High-Speed Rail Defense

The current occupant of the secretary of transportation’s office, Ray LaHood, was on Capitol Hill today to testify at a hearing on “Mistakes & Lessons Learned” from the federal high-speed rail program. You can read Streetsblog Capitol Hill’s report on the hearing here. The chairman of the House Transportation and Infrastructure Subcommittee on Railroads, Pipelines and Hazardous Materials Bill Shuster (R-PA) recently pronounced dead the Obama administration’s plans to build a nationwide high-speed rail network after the House voted to zero out funding for rail in next year’s budget. LaHood outlined his case why high-speed rail is anything but dead in this blog post today.

Earmarks Making a Comeback?

The Washington Post last week reported that despite a moratorium on earmarks put in place by congressional leaders less than a year ago (which several of the former secretaries alluded to above), members of the House and Senate have tried to insert hundreds of special spending provisions into at least 10 bills over the past year. And even as some are trying to permanently ban earmarks, others are trying to revive them under certain circumstances.

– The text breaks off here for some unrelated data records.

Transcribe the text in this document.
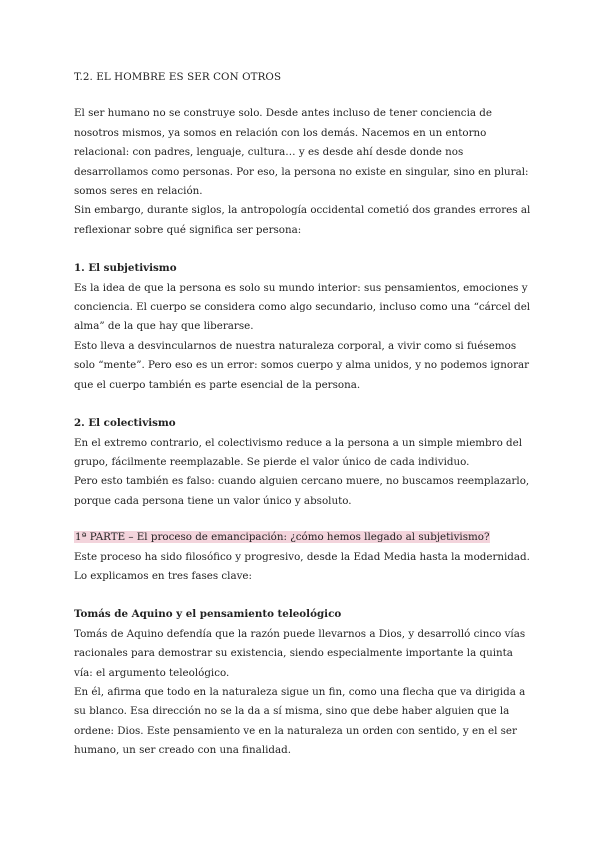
T.2. EL HOMBRE ES SER CON OTROS

El ser humano no se construye solo. Desde antes incluso de tener conciencia de nosotros mismos, ya somos en relación con los demás. Nacemos en un entorno relacional: con padres, lenguaje, cultura… y es desde ahí desde donde nos desarrollamos como personas. Por eso, la persona no existe en singular, sino en plural: somos seres en relación.

Sin embargo, durante siglos, la antropología occidental cometió dos grandes errores al reflexionar sobre qué significa ser persona:

1. El subjetivismo

Es la idea de que la persona es solo su mundo interior: sus pensamientos, emociones y conciencia. El cuerpo se considera como algo secundario, incluso como una “cárcel del alma” de la que hay que liberarse.

Esto lleva a desvincularnos de nuestra naturaleza corporal, a vivir como si fuésemos solo “mente”. Pero eso es un error: somos cuerpo y alma unidos, y no podemos ignorar que el cuerpo también es parte esencial de la persona.

2. El colectivismo

En el extremo contrario, el colectivismo reduce a la persona a un simple miembro del grupo, fácilmente reemplazable. Se pierde el valor único de cada individuo.

Pero esto también es falso: cuando alguien cercano muere, no buscamos reemplazarlo, porque cada persona tiene un valor único y absoluto.

1ª PARTE – El proceso de emancipación: ¿cómo hemos llegado al subjetivismo?

Este proceso ha sido filosófico y progresivo, desde la Edad Media hasta la modernidad. Lo explicamos en tres fases clave:

Tomás de Aquino y el pensamiento teleológico

Tomás de Aquino defendía que la razón puede llevarnos a Dios, y desarrolló cinco vías racionales para demostrar su existencia, siendo especialmente importante la quinta vía: el argumento teleológico.

En él, afirma que todo en la naturaleza sigue un fin, como una flecha que va dirigida a su blanco. Esa dirección no se la da a sí misma, sino que debe haber alguien que la ordene: Dios. Este pensamiento ve en la naturaleza un orden con sentido, y en el ser humano, un ser creado con una finalidad.
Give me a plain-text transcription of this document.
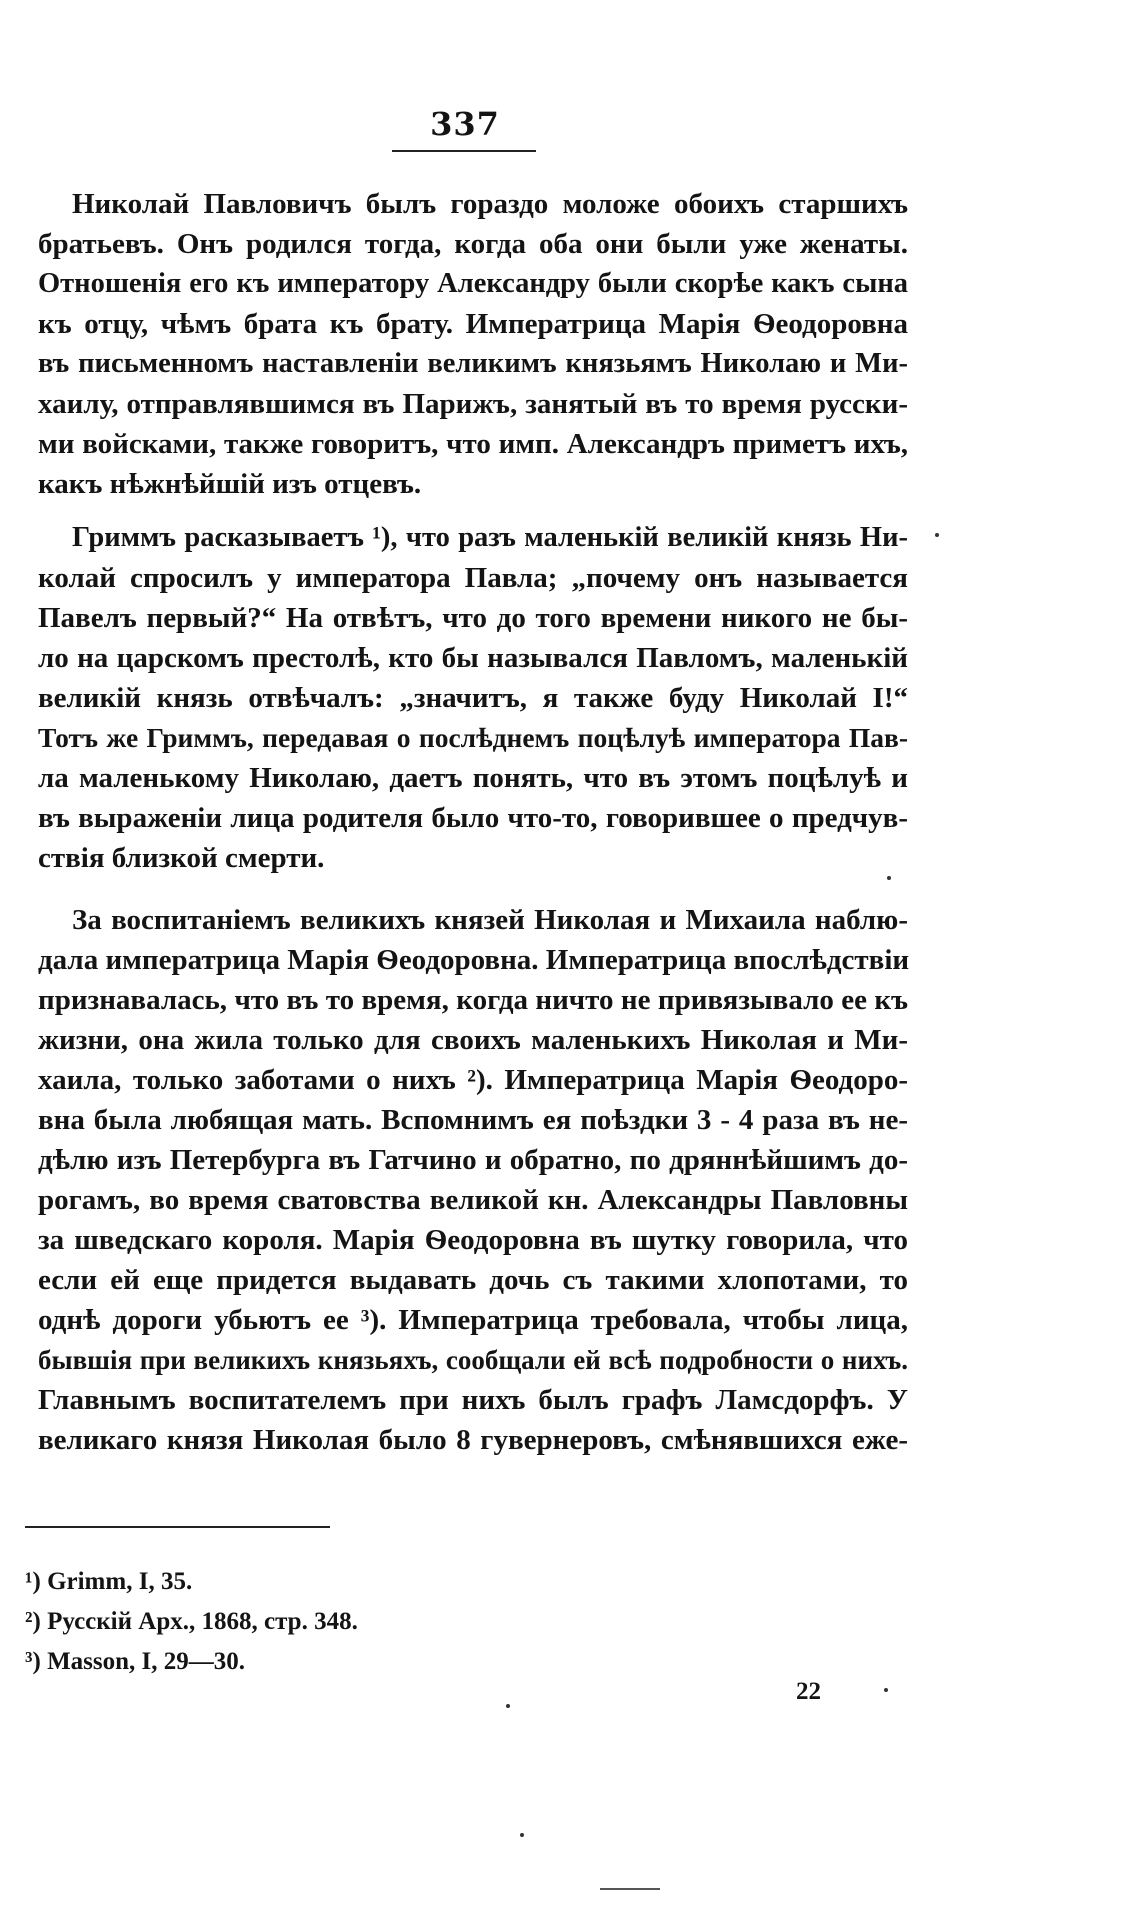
337
Николай Павловичъ былъ гораздо моложе обоихъ старшихъ
братьевъ. Онъ родился тогда, когда оба они были уже женаты.
Отношенія его къ императору Александру были скорѣе какъ сына
къ отцу, чѣмъ брата къ брату. Императрица Марія Ѳеодоровна
въ письменномъ наставленіи великимъ князьямъ Николаю и Ми-
хаилу, отправлявшимся въ Парижъ, занятый въ то время русски-
ми войсками, также говоритъ, что имп. Александръ приметъ ихъ,
какъ нѣжнѣйшій изъ отцевъ.
Гриммъ расказываетъ ¹), что разъ маленькій великій князь Ни-
колай спросилъ у императора Павла; „почему онъ называется
Павелъ первый?“ На отвѣтъ, что до того времени никого не бы-
ло на царскомъ престолѣ, кто бы назывался Павломъ, маленькій
великій князь отвѣчалъ: „значитъ, я также буду Николай I!“
Тотъ же Гриммъ, передавая о послѣднемъ поцѣлуѣ императора Пав-
ла маленькому Николаю, даетъ понять, что въ этомъ поцѣлуѣ и
въ выраженіи лица родителя было что-то, говорившее о предчув-
ствія близкой смерти.
За воспитаніемъ великихъ князей Николая и Михаила наблю-
дала императрица Марія Ѳеодоровна. Императрица впослѣдствіи
признавалась, что въ то время, когда ничто не привязывало ее къ
жизни, она жила только для своихъ маленькихъ Николая и Ми-
хаила, только заботами о нихъ ²). Императрица Марія Ѳеодоро-
вна была любящая мать. Вспомнимъ ея поѣздки 3 - 4 раза въ не-
дѣлю изъ Петербурга въ Гатчино и обратно, по дряннѣйшимъ до-
рогамъ, во время сватовства великой кн. Александры Павловны
за шведскаго короля. Марія Ѳеодоровна въ шутку говорила, что
если ей еще придется выдавать дочь съ такими хлопотами, то
однѣ дороги убьютъ ее ³). Императрица требовала, чтобы лица,
бывшія при великихъ князьяхъ, сообщали ей всѣ подробности о нихъ.
Главнымъ воспитателемъ при нихъ былъ графъ Ламсдорфъ. У
великаго князя Николая было 8 гувернеровъ, смѣнявшихся еже-
¹) Grimm, I, 35.
²) Русскій Арх., 1868, стр. 348.
³) Masson, I, 29—30.
22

The Miller Center National Transportation Policy Summit

You can find more about the work of the University of Virginia’s Miller Center here. The center’s previous transportation policy summit in 2009 produced a 2010 entitled “Well Within Reach: America’s New Transportation Agenda.” You can read my blog post about the report here.

Tanya Snyder on Streetsblog Capitol Hill also reported last week on the former secretaries’ roundtable.

In addition to the former secretaries, last week’s summit also included panels on where things stand in developing a new approach to transportation, the potential economic growth impact of infrastructure investment and what kind of messaging is successful in shaping public opinion with regards to transportation spending. I’ll have more on the summit in a future blog post.